Simultaneous Control of Unburned NH₃ and NO_x Emissions From High Load Dual-Fuel Ammonia Operation on a High-Speed Diesel Engine Using a Cu-SCR System

Dual-fuel ammonia strategies are being investigated as a promising way to utilize NH₃ as an alternative fuel for internal combustion engines in the maritime sector. One of the remaining barriers to implementing dual-fuel NH₃ combustion strategies is understanding ways to minimize unburned NH₃ and nitrogen oxide (NO_x) emissions from these engines, both of which are elevated relative to a conventional diesel baseline. Selective catalytic reduction (SCR) systems are widely used for lean NO_x emission controls for engines across transportation and stationary energy applications.

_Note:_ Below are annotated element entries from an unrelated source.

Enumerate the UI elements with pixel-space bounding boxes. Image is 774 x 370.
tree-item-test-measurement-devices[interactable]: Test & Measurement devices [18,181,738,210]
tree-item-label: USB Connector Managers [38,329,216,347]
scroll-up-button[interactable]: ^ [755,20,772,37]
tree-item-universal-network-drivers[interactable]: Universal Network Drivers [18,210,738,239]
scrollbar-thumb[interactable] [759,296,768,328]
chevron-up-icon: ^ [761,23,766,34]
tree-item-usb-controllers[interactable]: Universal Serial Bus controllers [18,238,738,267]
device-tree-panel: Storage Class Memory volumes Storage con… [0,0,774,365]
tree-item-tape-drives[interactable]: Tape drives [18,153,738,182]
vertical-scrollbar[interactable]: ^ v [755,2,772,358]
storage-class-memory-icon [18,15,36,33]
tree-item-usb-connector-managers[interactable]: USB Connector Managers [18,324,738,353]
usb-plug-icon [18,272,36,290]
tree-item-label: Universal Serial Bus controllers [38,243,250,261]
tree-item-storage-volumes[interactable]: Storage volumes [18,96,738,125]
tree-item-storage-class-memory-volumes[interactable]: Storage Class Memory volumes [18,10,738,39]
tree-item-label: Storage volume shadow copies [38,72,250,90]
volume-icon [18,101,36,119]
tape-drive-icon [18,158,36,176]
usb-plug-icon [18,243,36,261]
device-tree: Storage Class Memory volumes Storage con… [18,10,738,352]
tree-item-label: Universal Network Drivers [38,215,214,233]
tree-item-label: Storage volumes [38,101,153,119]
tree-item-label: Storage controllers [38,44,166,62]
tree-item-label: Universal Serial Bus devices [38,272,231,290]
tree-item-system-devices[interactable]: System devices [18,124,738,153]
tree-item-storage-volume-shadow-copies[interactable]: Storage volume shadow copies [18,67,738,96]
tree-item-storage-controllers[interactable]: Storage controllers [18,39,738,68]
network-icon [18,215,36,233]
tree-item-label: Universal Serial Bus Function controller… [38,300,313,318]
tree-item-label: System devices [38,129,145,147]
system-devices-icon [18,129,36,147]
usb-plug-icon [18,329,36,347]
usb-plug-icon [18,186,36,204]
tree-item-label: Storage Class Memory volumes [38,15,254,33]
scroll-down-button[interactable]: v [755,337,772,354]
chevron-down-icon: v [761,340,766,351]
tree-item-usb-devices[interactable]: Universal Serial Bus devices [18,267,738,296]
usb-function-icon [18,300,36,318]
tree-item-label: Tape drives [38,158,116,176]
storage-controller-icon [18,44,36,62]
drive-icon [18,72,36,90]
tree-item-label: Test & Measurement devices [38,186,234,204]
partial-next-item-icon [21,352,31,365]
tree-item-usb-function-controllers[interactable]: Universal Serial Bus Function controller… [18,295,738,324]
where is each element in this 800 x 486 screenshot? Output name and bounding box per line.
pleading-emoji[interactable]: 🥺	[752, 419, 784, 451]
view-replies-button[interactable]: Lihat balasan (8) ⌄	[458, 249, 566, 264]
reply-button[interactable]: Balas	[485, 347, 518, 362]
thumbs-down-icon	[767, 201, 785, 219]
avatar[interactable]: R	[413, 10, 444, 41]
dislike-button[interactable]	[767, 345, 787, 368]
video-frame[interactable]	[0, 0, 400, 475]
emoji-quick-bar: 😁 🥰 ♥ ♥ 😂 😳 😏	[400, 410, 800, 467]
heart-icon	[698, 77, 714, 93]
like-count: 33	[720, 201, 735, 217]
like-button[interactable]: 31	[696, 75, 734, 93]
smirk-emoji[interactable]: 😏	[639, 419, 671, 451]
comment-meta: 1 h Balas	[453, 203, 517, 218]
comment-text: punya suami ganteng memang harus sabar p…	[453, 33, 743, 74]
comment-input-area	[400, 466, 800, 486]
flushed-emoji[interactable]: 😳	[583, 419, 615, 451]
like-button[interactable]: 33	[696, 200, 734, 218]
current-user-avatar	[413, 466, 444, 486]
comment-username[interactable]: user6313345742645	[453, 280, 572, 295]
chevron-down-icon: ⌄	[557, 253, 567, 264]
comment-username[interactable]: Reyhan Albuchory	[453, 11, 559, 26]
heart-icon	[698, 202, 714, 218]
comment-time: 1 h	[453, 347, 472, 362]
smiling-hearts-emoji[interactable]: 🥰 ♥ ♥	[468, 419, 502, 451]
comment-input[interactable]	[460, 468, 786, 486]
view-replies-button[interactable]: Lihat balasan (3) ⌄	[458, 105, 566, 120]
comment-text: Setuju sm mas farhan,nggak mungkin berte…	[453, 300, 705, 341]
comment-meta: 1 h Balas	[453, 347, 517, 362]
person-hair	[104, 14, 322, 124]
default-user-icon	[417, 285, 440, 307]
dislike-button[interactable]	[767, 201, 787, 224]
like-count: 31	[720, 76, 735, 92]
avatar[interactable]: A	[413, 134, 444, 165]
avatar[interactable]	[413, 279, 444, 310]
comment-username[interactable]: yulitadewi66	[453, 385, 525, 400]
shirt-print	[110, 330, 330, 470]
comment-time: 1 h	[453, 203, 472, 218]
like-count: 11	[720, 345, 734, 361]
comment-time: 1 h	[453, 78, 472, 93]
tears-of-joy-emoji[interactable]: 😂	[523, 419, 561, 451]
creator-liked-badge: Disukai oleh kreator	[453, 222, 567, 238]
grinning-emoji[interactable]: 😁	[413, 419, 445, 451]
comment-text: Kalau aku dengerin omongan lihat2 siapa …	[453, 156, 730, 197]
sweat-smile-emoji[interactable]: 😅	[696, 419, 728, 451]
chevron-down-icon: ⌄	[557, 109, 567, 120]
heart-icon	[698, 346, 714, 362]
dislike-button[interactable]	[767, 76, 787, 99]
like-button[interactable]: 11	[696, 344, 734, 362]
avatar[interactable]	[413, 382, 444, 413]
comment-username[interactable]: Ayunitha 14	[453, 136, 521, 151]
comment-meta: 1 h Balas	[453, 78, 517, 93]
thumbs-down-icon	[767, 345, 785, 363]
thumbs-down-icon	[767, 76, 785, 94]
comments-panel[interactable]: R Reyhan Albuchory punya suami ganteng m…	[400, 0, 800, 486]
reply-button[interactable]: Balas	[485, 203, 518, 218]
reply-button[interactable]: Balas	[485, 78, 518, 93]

SCR systems use a reducing agent, such as NH₃, to react with NO_x in the exhaust, converting it into nitrogen and water. Typically, NH₃ is injected into the exhaust as a urea solution. In dual-fuel NH₃ engines, where unburned NH₃ is present in the exhaust, an SCR system could be used to mitigate both NH₃ and NO_x emissions. The presented work evaluates a commercial copper-zeolite SCR and ammonia slip catalyst system, designed for on-road diesel engine applications, for controlling unburned NH₃ and NO_x emissions from a dual-fuel NH₃ combustion engine. The aftertreatment system was installed downstream of a single-cylinder four-stroke diesel engine that has been modified for dual-fuel ammonia use. The emissions were characterized by using a Fourier transform infrared spectrometer for both late- and early-injection diesel pilot strategies over three air–fuel equivalence ratios spanning from 1.6 to 1.0 at 1200 rpm and 12.6 bar IMEP_g condition (with greater than 95% ammonia energy fraction). Initial findings indicate that the SCR achieves more than 99% NO_x conversion with less than 50 ppm NH₃ slip at air–fuel equivalence ratios greater than 1.4 at the operating conditions investigated. However, these benefits are accompanied by additional N₂O emissions that are formed over the Cu-SCR.